Solutions immédiates pour apaiser l’inconfort post-injection
Plusieurs gestes simples et efficaces permettent de traverser plus confortablement la période de rebond douloureux. L’application de froid constitue la mesure de premier secours la plus recommandée. Enveloppez une poche de glace dans un linge fin et maintenez-la sur la zone traitée pendant 15 à 20 minutes, trois à quatre fois par jour. Le froid agit comme un anti-inflammatoire naturel en réduisant l’afflux sanguin local et en apaisant les terminaisons nerveuses.
Le repos relatif, sans immobilisation totale, favorise la diffusion optimale du produit injecté.

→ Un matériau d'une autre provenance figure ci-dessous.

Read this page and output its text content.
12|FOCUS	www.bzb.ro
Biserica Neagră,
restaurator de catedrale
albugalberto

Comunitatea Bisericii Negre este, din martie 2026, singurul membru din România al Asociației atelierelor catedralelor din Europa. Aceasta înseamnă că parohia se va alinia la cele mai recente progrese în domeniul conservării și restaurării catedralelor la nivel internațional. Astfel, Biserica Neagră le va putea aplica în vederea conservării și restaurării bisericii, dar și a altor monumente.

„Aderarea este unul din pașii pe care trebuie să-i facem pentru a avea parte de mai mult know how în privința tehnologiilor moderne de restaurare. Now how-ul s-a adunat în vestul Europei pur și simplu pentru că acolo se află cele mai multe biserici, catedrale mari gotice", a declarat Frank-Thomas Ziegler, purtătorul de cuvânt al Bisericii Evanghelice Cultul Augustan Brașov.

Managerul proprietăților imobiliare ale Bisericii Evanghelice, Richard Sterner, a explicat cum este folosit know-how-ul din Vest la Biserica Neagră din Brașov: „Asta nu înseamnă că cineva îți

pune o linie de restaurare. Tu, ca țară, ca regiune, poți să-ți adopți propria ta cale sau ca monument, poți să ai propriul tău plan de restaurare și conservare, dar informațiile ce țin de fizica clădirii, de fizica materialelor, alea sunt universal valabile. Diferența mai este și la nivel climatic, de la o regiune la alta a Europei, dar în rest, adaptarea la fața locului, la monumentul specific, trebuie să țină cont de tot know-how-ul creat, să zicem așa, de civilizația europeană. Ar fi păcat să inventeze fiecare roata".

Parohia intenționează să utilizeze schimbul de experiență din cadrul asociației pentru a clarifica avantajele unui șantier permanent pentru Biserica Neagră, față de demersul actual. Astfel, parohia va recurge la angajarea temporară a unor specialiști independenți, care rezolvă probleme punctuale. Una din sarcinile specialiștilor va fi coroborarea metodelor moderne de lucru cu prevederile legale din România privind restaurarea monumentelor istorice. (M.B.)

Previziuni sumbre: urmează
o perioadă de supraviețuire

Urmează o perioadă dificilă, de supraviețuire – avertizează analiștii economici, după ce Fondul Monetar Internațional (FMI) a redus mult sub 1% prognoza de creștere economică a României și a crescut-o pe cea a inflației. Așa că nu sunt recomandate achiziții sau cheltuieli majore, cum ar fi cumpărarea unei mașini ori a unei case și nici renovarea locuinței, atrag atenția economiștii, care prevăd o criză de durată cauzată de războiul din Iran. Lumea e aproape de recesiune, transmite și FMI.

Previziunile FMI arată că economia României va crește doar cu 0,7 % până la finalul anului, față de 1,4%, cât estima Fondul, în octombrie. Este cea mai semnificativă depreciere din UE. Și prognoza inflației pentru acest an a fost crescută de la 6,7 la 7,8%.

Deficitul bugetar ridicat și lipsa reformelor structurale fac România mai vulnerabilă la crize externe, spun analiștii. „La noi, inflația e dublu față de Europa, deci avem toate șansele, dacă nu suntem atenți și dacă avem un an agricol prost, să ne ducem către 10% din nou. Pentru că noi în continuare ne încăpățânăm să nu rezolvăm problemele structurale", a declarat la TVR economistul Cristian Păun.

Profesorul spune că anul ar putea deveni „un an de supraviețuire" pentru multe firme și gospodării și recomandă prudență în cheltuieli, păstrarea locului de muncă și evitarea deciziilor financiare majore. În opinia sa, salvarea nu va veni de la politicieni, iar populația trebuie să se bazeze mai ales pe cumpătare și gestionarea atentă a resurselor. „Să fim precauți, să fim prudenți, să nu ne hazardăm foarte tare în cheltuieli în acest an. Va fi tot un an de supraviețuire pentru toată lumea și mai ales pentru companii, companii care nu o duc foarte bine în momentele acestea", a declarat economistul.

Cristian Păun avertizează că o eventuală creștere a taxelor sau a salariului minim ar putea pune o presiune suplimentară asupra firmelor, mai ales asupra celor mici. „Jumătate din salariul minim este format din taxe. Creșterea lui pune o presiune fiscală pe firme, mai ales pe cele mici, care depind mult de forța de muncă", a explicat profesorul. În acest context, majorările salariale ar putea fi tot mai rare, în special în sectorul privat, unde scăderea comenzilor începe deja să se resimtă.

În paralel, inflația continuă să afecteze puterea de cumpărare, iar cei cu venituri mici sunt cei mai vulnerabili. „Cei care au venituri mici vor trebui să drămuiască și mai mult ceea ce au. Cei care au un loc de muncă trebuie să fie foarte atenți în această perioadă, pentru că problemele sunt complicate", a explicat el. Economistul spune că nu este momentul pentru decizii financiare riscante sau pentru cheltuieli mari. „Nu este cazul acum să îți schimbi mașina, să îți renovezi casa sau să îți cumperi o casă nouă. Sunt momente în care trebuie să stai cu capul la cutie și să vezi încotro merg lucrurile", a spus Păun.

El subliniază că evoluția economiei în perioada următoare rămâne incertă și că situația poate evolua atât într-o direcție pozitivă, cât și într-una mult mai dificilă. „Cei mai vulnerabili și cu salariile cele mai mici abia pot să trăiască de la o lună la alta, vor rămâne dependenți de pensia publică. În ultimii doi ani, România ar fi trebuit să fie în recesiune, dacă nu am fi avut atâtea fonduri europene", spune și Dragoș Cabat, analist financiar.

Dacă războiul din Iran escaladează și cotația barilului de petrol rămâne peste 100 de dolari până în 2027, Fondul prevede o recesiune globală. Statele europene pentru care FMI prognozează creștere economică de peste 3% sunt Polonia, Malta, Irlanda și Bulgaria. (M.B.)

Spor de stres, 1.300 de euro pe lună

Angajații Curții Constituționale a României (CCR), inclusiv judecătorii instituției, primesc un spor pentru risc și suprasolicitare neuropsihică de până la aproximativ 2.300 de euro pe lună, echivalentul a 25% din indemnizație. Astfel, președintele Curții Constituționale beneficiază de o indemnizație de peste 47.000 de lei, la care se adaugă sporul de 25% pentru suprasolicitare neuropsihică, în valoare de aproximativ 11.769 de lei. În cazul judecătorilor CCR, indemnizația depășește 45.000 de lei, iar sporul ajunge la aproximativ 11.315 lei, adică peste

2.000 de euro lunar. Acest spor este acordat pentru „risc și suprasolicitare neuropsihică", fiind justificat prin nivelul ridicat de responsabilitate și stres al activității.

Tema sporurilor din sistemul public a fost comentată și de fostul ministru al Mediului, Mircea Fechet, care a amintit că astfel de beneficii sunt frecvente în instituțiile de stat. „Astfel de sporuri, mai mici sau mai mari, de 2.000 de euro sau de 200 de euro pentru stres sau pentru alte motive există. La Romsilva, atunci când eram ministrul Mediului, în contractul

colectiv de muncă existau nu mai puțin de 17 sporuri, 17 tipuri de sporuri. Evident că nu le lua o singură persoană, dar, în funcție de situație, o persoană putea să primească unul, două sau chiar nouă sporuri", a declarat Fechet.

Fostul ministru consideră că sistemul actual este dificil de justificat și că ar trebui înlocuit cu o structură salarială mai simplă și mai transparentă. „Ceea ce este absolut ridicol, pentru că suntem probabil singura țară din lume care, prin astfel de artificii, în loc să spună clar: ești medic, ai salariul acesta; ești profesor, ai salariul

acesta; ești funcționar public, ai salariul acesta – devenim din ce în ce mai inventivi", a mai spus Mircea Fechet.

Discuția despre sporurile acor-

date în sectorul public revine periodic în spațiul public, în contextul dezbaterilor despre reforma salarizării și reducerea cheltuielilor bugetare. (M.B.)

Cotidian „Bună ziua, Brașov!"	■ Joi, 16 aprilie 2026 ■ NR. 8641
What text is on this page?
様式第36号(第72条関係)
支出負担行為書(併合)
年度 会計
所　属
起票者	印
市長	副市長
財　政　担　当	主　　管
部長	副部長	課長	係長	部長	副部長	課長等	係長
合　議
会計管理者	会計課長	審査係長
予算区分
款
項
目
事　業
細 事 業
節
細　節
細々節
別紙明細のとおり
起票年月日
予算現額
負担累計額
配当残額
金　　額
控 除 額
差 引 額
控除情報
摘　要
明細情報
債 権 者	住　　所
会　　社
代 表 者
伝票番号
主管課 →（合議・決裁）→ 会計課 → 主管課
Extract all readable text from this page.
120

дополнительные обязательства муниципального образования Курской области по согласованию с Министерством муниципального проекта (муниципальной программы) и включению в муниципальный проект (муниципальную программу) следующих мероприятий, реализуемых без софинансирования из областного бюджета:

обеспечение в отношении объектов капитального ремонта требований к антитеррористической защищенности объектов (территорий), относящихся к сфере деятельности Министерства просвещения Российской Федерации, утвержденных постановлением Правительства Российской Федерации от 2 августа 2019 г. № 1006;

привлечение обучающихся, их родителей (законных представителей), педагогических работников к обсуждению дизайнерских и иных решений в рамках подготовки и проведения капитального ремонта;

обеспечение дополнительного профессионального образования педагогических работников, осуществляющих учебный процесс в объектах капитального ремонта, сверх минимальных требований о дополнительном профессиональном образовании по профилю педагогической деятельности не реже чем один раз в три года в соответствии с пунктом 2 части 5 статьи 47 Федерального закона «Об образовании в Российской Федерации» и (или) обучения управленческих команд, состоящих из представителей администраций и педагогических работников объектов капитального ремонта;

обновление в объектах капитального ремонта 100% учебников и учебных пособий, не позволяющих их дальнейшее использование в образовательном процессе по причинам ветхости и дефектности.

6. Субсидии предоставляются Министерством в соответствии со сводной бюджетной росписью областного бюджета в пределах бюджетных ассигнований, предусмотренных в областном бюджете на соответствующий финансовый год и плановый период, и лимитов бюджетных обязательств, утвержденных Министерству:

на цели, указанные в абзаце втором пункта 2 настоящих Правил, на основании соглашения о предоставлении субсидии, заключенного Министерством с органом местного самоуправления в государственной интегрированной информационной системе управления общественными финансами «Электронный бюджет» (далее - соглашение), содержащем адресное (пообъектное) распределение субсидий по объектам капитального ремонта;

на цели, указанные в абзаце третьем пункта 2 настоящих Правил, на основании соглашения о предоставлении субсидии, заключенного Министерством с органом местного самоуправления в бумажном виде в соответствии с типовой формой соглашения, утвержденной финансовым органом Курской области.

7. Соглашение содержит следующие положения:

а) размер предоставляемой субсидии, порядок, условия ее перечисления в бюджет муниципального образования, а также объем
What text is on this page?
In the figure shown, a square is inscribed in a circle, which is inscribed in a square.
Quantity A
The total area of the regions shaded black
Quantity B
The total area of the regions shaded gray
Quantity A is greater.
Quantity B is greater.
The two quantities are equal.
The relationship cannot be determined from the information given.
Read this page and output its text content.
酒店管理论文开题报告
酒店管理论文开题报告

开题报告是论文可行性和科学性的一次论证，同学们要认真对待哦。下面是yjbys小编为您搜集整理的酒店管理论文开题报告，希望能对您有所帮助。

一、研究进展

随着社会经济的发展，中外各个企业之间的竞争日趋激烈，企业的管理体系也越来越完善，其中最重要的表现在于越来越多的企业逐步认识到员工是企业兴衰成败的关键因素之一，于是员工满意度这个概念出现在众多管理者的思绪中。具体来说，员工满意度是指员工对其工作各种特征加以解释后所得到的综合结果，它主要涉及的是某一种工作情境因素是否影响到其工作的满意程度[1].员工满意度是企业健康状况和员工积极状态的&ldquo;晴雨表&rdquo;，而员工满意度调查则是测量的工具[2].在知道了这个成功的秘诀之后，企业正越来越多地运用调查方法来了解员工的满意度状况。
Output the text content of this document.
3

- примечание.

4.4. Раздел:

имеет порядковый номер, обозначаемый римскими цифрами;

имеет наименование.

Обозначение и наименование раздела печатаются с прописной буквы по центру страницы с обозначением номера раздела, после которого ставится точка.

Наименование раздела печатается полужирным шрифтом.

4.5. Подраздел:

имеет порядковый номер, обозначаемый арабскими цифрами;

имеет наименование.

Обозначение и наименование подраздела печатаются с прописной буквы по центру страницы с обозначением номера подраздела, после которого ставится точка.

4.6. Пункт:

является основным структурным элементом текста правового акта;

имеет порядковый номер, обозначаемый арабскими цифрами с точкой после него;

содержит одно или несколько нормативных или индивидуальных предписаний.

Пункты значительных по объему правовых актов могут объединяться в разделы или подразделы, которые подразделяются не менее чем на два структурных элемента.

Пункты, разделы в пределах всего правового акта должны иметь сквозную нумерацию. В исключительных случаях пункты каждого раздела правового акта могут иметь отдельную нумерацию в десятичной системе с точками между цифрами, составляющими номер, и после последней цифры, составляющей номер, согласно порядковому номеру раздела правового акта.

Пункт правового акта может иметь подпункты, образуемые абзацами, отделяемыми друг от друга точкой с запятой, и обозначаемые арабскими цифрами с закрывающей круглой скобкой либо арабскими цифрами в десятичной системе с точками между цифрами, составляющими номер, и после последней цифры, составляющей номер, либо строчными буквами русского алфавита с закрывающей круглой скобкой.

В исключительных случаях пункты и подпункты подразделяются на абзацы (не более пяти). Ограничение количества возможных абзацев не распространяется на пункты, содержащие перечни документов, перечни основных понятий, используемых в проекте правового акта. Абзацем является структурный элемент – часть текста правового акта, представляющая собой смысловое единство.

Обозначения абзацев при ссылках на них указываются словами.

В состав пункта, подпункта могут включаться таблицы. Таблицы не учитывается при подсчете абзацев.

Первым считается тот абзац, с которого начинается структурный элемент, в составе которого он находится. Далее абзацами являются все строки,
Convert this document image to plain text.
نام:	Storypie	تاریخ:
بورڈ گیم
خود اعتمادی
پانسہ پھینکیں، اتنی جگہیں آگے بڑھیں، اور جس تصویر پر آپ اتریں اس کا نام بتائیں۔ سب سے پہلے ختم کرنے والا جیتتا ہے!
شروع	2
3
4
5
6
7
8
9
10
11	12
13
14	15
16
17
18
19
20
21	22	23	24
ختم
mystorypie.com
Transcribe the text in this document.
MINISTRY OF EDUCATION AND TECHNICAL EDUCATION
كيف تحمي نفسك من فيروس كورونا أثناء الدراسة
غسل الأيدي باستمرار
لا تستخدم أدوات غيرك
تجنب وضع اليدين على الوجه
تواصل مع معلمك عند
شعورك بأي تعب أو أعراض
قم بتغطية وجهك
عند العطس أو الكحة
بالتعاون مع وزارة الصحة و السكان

Évitez les efforts intenses et les mouvements brusques pendant les 48 premières heures, mais maintenez une activité légère. Pour une douleur au pied par exemple, vous pouvez marcher modérément en portant des chaussures confortables, sans forcer ni rester totalement immobile.
Les médicaments qui peuvent vous soulager
Le paracétamol représente l’antalgique de choix dans les suites d’une infiltration. Vous pouvez prendre jusqu’à 1 gramme toutes les six heures, sans dépasser 3 grammes par jour pour un adulte de poids normal. Ce médicament ne perturbe pas l’action de la cortisone et présente peu d’effets secondaires lorsqu’il est utilisé correctement.
En revanche, évitez les anti-inflammatoires non stéroïdiens (ibuprofène, kétoprofène) pendant les 48 premières heures, sauf avis contraire de votre médecin. Ces molécules peuvent interférer avec l’effet anti-inflammatoire de la cortisone et retarder la dissolution des cristaux. Certains praticiens les autorisent après le pic douloureux initial, mais demandez toujours confirmation avant d’en prendre.
Les positions qui soulagent selon la zone infiltrée
Pour une injection au genou, surélever la jambe en position allongée réduit la pression intra-articulaire et diminue le gonflement. Placez deux coussins sous le mollet et la cuisse pour maintenir une légère flexion confortable. Après une infiltration lombaire, alterner les positions couchée sur le côté avec un coussin entre les genoux aide à soulager la tension sur la colonne vertébrale.
Si l’épaule a été traitée, évitez de dormir du côté infiltré pendant les premières nuits. Utilisez plutôt un coussin pour caler le bras dans une position neutre qui ne comprime pas l’articulation. Ces ajustements posturaux, bien que simples, contribuent significativement au confort pendant la phase de récupération.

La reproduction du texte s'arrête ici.